Example of Content-DPR Use
An example of a Content-DPR HTTP Response Header is used when a web server sends an image with a size of 400×300.jpg that will command the user agent to give the image an intrinsic density of 0.5x. Therefore, the image will have a density-corrected intrinsic size of 800×600 CSS px(pixel), no matter what markup or CSS delivers it. The syntax format of the given example is below.
What are the Specification Documents for Content-DPR?
The specification document for the Content-DPR HTTP request header field is RFC8942. The description of the specification document is below.

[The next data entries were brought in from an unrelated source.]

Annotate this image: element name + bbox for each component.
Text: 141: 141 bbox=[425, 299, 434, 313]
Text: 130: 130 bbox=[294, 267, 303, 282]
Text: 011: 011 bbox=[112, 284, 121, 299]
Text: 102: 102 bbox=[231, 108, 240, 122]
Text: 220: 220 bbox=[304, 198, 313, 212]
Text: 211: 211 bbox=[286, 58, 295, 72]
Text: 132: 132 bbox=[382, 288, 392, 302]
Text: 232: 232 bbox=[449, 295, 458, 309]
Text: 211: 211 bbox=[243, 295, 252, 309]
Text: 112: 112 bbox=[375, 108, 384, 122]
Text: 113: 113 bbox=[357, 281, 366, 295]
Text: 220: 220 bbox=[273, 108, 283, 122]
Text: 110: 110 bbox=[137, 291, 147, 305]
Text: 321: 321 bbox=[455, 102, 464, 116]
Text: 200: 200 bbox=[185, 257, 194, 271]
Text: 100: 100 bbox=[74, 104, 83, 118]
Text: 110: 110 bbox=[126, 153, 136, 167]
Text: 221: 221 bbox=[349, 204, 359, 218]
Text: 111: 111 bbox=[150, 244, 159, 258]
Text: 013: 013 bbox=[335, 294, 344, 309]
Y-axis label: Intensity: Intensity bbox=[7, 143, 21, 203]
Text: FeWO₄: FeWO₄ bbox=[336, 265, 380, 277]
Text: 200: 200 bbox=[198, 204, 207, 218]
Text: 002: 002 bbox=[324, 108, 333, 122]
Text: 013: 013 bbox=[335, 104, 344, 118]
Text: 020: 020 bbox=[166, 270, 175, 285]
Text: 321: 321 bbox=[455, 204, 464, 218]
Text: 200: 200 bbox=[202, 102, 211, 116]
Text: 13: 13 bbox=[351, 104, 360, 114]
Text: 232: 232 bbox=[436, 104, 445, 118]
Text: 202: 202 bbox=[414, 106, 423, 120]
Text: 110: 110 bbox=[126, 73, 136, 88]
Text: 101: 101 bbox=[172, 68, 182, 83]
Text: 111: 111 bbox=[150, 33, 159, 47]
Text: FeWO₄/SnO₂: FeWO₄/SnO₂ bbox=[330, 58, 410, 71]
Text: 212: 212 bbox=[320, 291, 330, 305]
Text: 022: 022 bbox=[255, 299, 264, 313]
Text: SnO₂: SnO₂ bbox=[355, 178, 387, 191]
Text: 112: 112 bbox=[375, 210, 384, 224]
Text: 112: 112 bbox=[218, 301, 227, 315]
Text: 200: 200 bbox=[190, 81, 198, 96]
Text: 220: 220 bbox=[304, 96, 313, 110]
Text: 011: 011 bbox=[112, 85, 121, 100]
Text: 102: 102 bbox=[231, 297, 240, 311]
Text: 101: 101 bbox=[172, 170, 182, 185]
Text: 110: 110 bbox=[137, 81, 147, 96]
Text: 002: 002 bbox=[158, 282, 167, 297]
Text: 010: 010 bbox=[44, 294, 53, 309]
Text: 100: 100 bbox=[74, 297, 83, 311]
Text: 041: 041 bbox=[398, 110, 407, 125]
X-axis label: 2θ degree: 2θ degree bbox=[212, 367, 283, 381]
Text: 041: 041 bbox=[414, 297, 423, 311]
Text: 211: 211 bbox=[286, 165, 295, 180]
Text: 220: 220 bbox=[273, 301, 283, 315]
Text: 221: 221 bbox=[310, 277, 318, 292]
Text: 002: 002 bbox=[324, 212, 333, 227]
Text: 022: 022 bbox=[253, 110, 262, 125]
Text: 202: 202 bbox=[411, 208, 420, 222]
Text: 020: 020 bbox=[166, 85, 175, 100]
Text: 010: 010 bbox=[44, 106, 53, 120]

RFC8942: The RFC8942 specification document defines Client Hints, a structure that enables web servers to select a specific proactive content negotiation method, adjusting their content accordingly, as well as guidelines for content negotiation methods that apply the structure. The RFC8942 also defines the Accept-CH HTTP response header, which supports a web server to explicitly challenge that user agents provide these headers.
What are the similar HTTP Headers to the Content-DPR?
The similar HTTP headers for Content-DPR HTTP Response Header are DPR device client hint request header, Accept-CH HTTP Response Header, Width HTTP Response Header, DPR HTTP device client hint request header, and Content-DPR HTTP request header field on responses and Viewport-Width HTTP Response Header. The Accept-CH HTTP response header includes the Viewport-Width HTTP device client hint request header, Width HTTP device client hint request header, DPR HTTP device client hint request header, and Content-DPR HTTP request header field on responses.
The description of the similar headers of the Content-DPR HTTP Response Header is below.
- The Accept-CH HTTP response header is used by the web server to request additional information from web browsers about the client’s device and user agent preferences.
- The Viewport-Width HTTP device client hint request header is a number that determines the layout viewport width in CSS px.
- The DPR HTTP device client hint request header provides the client device pixel ratio.
- The Width HTTP device client hint request header field determines the width of the requested resource.